Po pierwsze mylisz się. Nigdy nie namawiałem nikogo do kupna lub sprzedaży Peixini. Często wykazywałem pozytywne strony Spółki, ale też wskazywałem na ryzyko inwestowania w nią. Swoje opinie starałem się poprzeć argumentami, a nie jednym słowem "gniot". Nie mam się czego wstydzić. Na kurs nie ma wpływu zaklinanie i naganianie, tylko ruchy ze strony zarządu Spółki. Ale człowiek o tak ograniczonym słownictwem, znający tylko jedno słowo: "gniot" nigdy tego nie zrozumie.
Gdybym nie dostrzegał pozytywów nie posiadałbym akcji Peixin. Nie zamierzam próbować zaniżać kursu (w przeciwieństwie do ciebie), bo wiem, że ma to znikomy wpływ przy tak małej płynności. Tylko hieny liczą na kupno 100-200 akcji taniej o 10-20 groszy. To raptem zarobek 10-20 złotych (nie licząc kosztów). Gra toczy się o dużo większe pieniądze, ale to zrozumie osoba mająca IQ wyższy od kury.

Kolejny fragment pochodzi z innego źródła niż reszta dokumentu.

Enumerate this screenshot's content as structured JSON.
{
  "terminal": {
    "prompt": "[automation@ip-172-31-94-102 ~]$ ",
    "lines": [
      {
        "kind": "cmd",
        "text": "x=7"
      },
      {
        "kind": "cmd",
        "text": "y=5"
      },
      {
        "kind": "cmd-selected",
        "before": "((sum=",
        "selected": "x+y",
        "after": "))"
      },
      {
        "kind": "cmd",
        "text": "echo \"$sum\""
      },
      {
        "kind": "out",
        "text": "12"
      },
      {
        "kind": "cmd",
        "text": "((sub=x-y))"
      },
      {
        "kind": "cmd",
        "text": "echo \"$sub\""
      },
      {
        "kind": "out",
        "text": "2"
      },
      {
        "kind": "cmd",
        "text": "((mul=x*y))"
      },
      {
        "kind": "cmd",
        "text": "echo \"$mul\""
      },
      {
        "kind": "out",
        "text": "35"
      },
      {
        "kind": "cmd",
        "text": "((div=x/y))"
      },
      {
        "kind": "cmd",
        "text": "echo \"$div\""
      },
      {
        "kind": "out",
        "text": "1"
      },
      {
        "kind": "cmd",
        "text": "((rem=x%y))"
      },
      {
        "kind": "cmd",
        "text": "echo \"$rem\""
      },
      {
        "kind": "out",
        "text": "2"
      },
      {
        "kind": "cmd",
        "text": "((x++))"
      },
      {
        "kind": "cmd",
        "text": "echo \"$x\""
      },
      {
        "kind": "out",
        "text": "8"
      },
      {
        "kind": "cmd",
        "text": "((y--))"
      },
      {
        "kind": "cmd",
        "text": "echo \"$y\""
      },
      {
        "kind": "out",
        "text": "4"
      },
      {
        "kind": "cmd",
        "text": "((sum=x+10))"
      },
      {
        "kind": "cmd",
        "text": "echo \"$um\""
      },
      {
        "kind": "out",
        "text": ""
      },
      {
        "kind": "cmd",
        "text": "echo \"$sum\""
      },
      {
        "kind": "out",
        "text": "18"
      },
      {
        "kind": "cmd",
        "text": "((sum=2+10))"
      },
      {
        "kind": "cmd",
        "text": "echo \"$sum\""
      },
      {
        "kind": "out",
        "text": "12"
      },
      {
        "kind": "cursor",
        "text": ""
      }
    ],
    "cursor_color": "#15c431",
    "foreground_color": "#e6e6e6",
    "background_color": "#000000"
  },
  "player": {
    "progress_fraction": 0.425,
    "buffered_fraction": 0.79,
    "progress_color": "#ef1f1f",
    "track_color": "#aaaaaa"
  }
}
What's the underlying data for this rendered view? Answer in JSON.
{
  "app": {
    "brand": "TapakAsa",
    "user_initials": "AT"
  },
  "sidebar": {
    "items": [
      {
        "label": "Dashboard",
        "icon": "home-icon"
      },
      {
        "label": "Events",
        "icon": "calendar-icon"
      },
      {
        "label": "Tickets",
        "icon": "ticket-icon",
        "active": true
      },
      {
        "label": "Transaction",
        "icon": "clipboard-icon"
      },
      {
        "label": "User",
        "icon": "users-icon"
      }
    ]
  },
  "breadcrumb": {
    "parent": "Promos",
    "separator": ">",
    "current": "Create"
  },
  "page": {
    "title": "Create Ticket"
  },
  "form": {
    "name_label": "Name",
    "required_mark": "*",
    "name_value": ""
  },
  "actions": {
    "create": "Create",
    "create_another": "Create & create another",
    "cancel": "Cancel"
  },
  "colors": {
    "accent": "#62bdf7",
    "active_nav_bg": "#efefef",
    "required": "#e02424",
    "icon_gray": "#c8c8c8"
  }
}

Nie rozumiem (nie tylko ja) jednak twojego postępowania. Każdy twój wpis zawiera słowo "gniot" i nic poza tym konkretnie wnoszącego.
Uwierz mi. Nie zdołujesz kursu swoim naganianiem i oszczerstwami. Tu jest zbyt niska płynność, aby bez inwestowania pieniędzy rozbujać kurs.
Podejrzewam, że jest to następstwem jakiejś traumy. Może w dzieciństwie połknąłeś jakąś chińską zabawkę, lub odparzyłeś się pampersem wyprodukowanym na maszynie Made in Peixin?